Eine Darstellung, der die Bezirksregierung Detmold allerdings widerspricht. „Der jetzt Tatverdächtige hat sich während seiner gesamten Unterbringungszeit regelmäßig in der Unterkunft aufgehalten, das gilt auch für den Tag der gescheiterten Abschiebung. Er war während seines Aufenthaltes nicht länger abwesend“, sagte ein Sprecher dem „Kölner Stadt-Anzeiger“. Die Bewohner seien gehalten, sich beim Betreten und Verlassen der Flüchtlingsunterkunft in einem Buchungssystem an- und abzumelden. „Zum Abschiebezeitpunkt war der Tatverdächtige nicht ausgebucht“, sagte der Sprecher. Paul erklärte, nach damaliger Rechtslage hätte die ZAB keine rechtliche Handhabe gehabt, andere Zimmer in der Flüchtlingsunterkunft zu durchsuchen.
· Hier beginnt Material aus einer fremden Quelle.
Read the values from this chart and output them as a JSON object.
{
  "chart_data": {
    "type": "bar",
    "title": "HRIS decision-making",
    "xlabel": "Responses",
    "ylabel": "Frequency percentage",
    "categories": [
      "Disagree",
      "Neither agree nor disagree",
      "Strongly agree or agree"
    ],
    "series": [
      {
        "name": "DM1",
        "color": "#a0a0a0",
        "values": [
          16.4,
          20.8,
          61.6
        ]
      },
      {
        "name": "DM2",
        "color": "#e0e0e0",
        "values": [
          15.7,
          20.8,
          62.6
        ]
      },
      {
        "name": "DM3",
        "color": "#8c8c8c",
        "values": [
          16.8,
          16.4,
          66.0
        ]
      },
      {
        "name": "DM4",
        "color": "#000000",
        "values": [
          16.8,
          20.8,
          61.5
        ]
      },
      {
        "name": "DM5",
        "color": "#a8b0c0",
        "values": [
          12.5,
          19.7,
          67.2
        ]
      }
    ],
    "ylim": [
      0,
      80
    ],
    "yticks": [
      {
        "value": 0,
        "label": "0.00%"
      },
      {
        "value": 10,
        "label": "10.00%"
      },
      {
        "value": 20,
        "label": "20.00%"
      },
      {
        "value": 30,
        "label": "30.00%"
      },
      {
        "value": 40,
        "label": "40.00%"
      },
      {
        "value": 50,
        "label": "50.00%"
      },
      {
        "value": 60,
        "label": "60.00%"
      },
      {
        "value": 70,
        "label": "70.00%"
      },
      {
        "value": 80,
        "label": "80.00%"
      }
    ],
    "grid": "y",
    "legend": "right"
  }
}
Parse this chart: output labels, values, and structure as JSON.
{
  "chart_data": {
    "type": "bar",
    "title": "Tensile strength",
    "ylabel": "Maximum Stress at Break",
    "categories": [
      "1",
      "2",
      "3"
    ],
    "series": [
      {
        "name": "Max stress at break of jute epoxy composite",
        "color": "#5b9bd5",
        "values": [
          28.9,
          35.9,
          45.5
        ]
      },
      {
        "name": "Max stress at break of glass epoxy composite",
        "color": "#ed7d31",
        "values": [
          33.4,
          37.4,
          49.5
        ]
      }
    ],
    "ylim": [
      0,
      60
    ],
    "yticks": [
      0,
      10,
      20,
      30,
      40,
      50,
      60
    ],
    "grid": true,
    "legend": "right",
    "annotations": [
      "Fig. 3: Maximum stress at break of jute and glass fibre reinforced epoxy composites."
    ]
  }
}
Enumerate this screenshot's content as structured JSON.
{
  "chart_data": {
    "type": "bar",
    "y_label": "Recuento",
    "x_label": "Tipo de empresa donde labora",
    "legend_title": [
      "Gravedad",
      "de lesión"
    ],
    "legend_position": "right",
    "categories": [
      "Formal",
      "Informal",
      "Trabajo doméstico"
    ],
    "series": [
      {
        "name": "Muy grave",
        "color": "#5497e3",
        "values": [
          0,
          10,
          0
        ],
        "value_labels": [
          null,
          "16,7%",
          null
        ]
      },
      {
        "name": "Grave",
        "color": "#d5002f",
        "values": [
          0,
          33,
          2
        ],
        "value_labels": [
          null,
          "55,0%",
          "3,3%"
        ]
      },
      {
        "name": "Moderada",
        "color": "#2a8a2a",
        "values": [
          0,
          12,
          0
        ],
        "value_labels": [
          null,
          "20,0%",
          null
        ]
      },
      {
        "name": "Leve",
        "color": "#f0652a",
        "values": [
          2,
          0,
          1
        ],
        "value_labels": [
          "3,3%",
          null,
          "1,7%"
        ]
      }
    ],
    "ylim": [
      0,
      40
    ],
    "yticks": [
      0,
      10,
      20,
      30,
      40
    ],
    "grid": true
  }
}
SPD übt heftige Kritik an Ministerin Paul

Die Umstände der gescheiterten Abschiebung werden wohl bald ans Licht kommen. CDU und Grüne wollen die Hintergründe des Attentats von einem Parlamentarischen Untersuchungsausschuss (PUA) aufarbeiten lassen. „Alle offenen Fragen müssen jetzt geklärt werden“, sagte Thorsten Schick, Chef der CDU-Fraktion. Versäumnisse müssten deutlich als solche benannt werden. Jochen Ott, Vorsitzender der SPD, erklärte, der Vorstoß komme einer „Selbstanzeige“ gleich.

Als Konsequenz aus den ersten Erkenntnissen will das Land den zentralen Ausländerbehörden nun den Zugriff auf Informationen zu An- und Abwesenheiten von Geflüchteten in ihren Unterkünften ermöglichen. Unterkunftsleiter sollen die Ausländerbehörden „umgehend“ informieren, wenn ein Asylbewerber nach gescheiterter Abholung wieder in der Unterkunft auftaucht. Im Fall des Attentäters werde eine Fallkonstellation sichtbar, „bei der viele ungünstige Zufälle möglicherweise zusammengekommen sein könnten“, sagte Paul.

Die SPD warf der Integrationsministerin vor, sie sei nach dem Attentat vier Tage lang „abgetaucht“. Sie kritisiere ein Systemversagen, das sie selbst zu verantworten habe. „Das ist nicht nur schwach, das ist feige“, sagte die SPD-Abgeordnete Lisa-Kristin Kapteinat. Paul sei „völlig planlos“, wie weil ihr „Desinteresse“ am Thema Abschiebungen sie „in völlige Ahnungslosigkeit geführt“ habe. Julia Höller, innenpolitische Sprecherin der Grünen, wies die Kritik zurück. Die Zuständigkeit für das Regelwerk bei den Abschiebungen liege nicht beim Land NRW, sondern bei Bundesinnenministerin Nancy Faeser, die der SPD angehöre.